The statement, from the lieutenant governor’s brother Frank, said the company paid the tax “under protest” because it disputes the charges. But he and his father decided to pay the tax to avoid more bad publicity.
“What two of us failed to realize was that even if Agro-Jal’s actions were 100% proper, the lien filed while we were disputing the bill would cause great political embarrassment to Abel,” the statement said.
Maldonado’s campaign manager, Brandon Gesicki, said the tax dispute involves use of about a dozen Ford F-150 pickup trucks driven by company officers, including Maldonado’s father, mother and sister. The federal government contended that the trucks were being used as personal vehicles and demanded that the company pay taxes on them like other forms of employee compensation, Gesicki said.
The company argues that the trucks are being used for business purposes, Gesicki said.
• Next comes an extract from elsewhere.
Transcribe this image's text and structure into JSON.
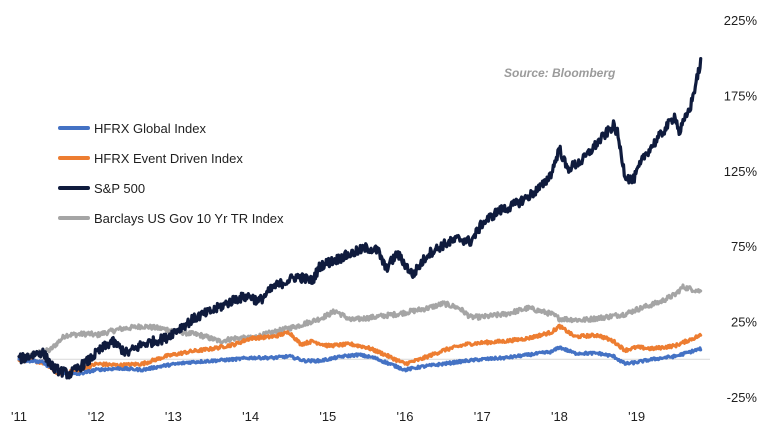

An IRS spokesman said he could not authenticate the lien release late Monday because the Cincinnati office responsible for verifying such documents was closed for the day.
The IRS filed the lien April 13, two weeks before Gov. Arnold Schwarzenegger swore in Maldonado as the state’s second highest-ranking public official. The action marked the ninth time since 1992 that federal, state or local tax collectors had resorted to liens against the business in an effort to compel payments totaling more than $240,000, public records show.
Schwarzenegger appointed Maldonado lieutenant governor after the office was left vacant by John Garamendi’s election to Congress. Maldonado, a Republican, is running for reelection in November against Democratic San Francisco Mayor Gavin Newsom.